Electrical problems can be avoided by always using the right devices and taking appropriate measures for electrical protection.
An electrical engineer specializes in communications and display systems. Specifically, his work involves the design and implementation of systems that can display information to users and allow communications between humans, computers and humans, and computers and computers. These two areas do not encompass the entire spectrum of electrical engineering. The governing body of electrical engineering in the USA is the Institute of Electrical and Electronics Engineers, Inc. This group includes representatives of all major areas of EE, from more applied physics areas such as lasers and photonics (using light instead of electricity to communicate) to traditional areas like the design of electrical circuits, control systems, and the communication of information.

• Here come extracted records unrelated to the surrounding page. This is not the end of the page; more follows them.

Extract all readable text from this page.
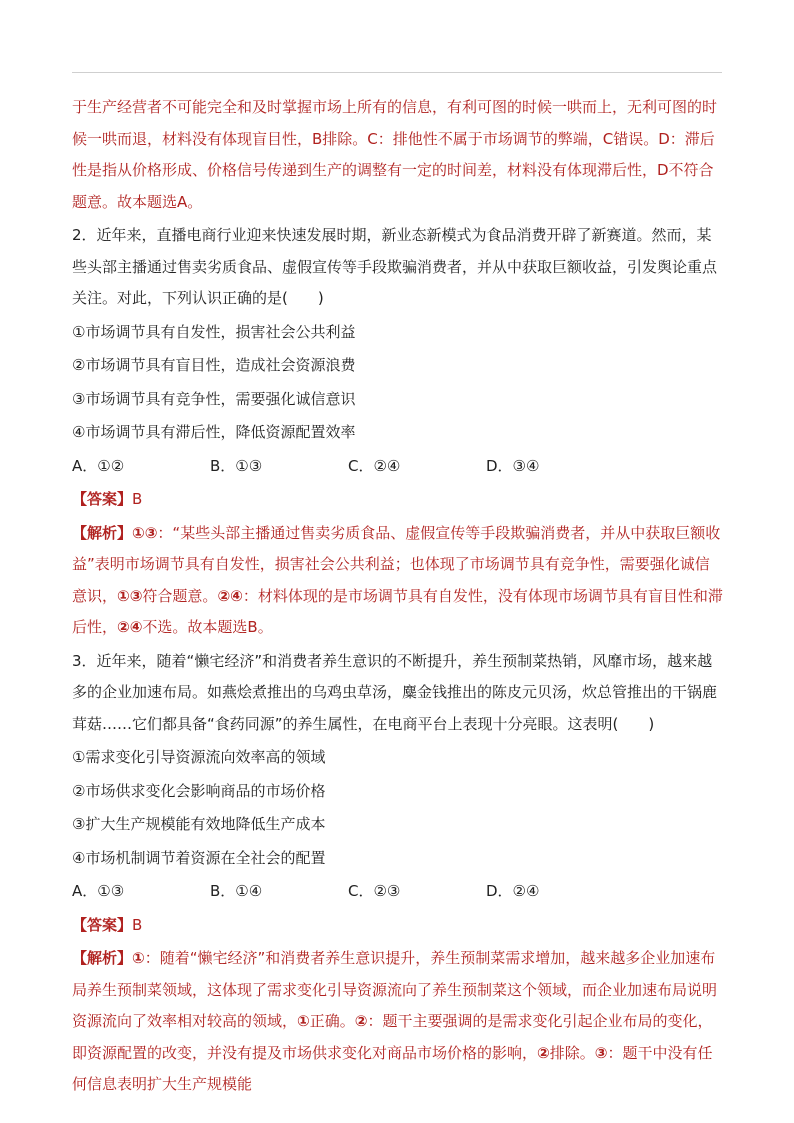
于生产经营者不可能完全和及时掌握市场上所有的信息，有利可图的时候一哄而上，无利可图的时候一哄而退，材料没有体现盲目性，B排除。C：排他性不属于市场调节的弊端，C错误。D：滞后性是指从价格形成、价格信号传递到生产的调整有一定的时间差，材料没有体现滞后性，D不符合题意。故本题选A。

2．近年来，直播电商行业迎来快速发展时期，新业态新模式为食品消费开辟了新赛道。然而，某些头部主播通过售卖劣质食品、虚假宣传等手段欺骗消费者，并从中获取巨额收益，引发舆论重点关注。对此，下列认识正确的是(　　)

①市场调节具有自发性，损害社会公共利益

②市场调节具有盲目性，造成社会资源浪费

③市场调节具有竞争性，需要强化诚信意识

④市场调节具有滞后性，降低资源配置效率

A．①②	B．①③	C．②④	D．③④

【答案】B

【解析】①③：“某些头部主播通过售卖劣质食品、虚假宣传等手段欺骗消费者，并从中获取巨额收益”表明市场调节具有自发性，损害社会公共利益；也体现了市场调节具有竞争性，需要强化诚信意识，①③符合题意。②④：材料体现的是市场调节具有自发性，没有体现市场调节具有盲目性和滞后性，②④不选。故本题选B。

3．近年来，随着“懒宅经济”和消费者养生意识的不断提升，养生预制菜热销，风靡市场，越来越多的企业加速布局。如燕烩煮推出的乌鸡虫草汤，麋金钱推出的陈皮元贝汤，炊总管推出的干锅鹿茸菇……它们都具备“食药同源”的养生属性，在电商平台上表现十分亮眼。这表明(　　)

①需求变化引导资源流向效率高的领域

②市场供求变化会影响商品的市场价格

③扩大生产规模能有效地降低生产成本

④市场机制调节着资源在全社会的配置

A．①③	B．①④	C．②③	D．②④

【答案】B

【解析】①：随着“懒宅经济”和消费者养生意识提升，养生预制菜需求增加，越来越多企业加速布局养生预制菜领域，这体现了需求变化引导资源流向了养生预制菜这个领域，而企业加速布局说明资源流向了效率相对较高的领域，①正确。②：题干主要强调的是需求变化引起企业布局的变化，即资源配置的改变，并没有提及市场供求变化对商品市场价格的影响，②排除。③：题干中没有任何信息表明扩大生产规模能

Electrical engineering also includes the development of materials - for instance, compounds that are similar to glass or sand that includes the element silicon and can conduct electricity that can be used for the development of advanced circuits and computer components for the next generation of information transfer systems. It is important to understand that electrical engineering should be distinguished from computer science: Computer scientists develop complex computer systems which use building blocks such as integrated circuit chips developed by electrical engineers.
Traditionally, electrical engineers have been responsible for the development of an extensive set of products, such as radio equipment, CD players, control systems (e.g., automated feedback through a circuit to control the speed of an automobile), circuits for electrical products, antennas, radar systems, electrical power distribution systems for homes (e.g., power plants, power lines, and transformers), and materials development (e.g., silicon based semiconductors).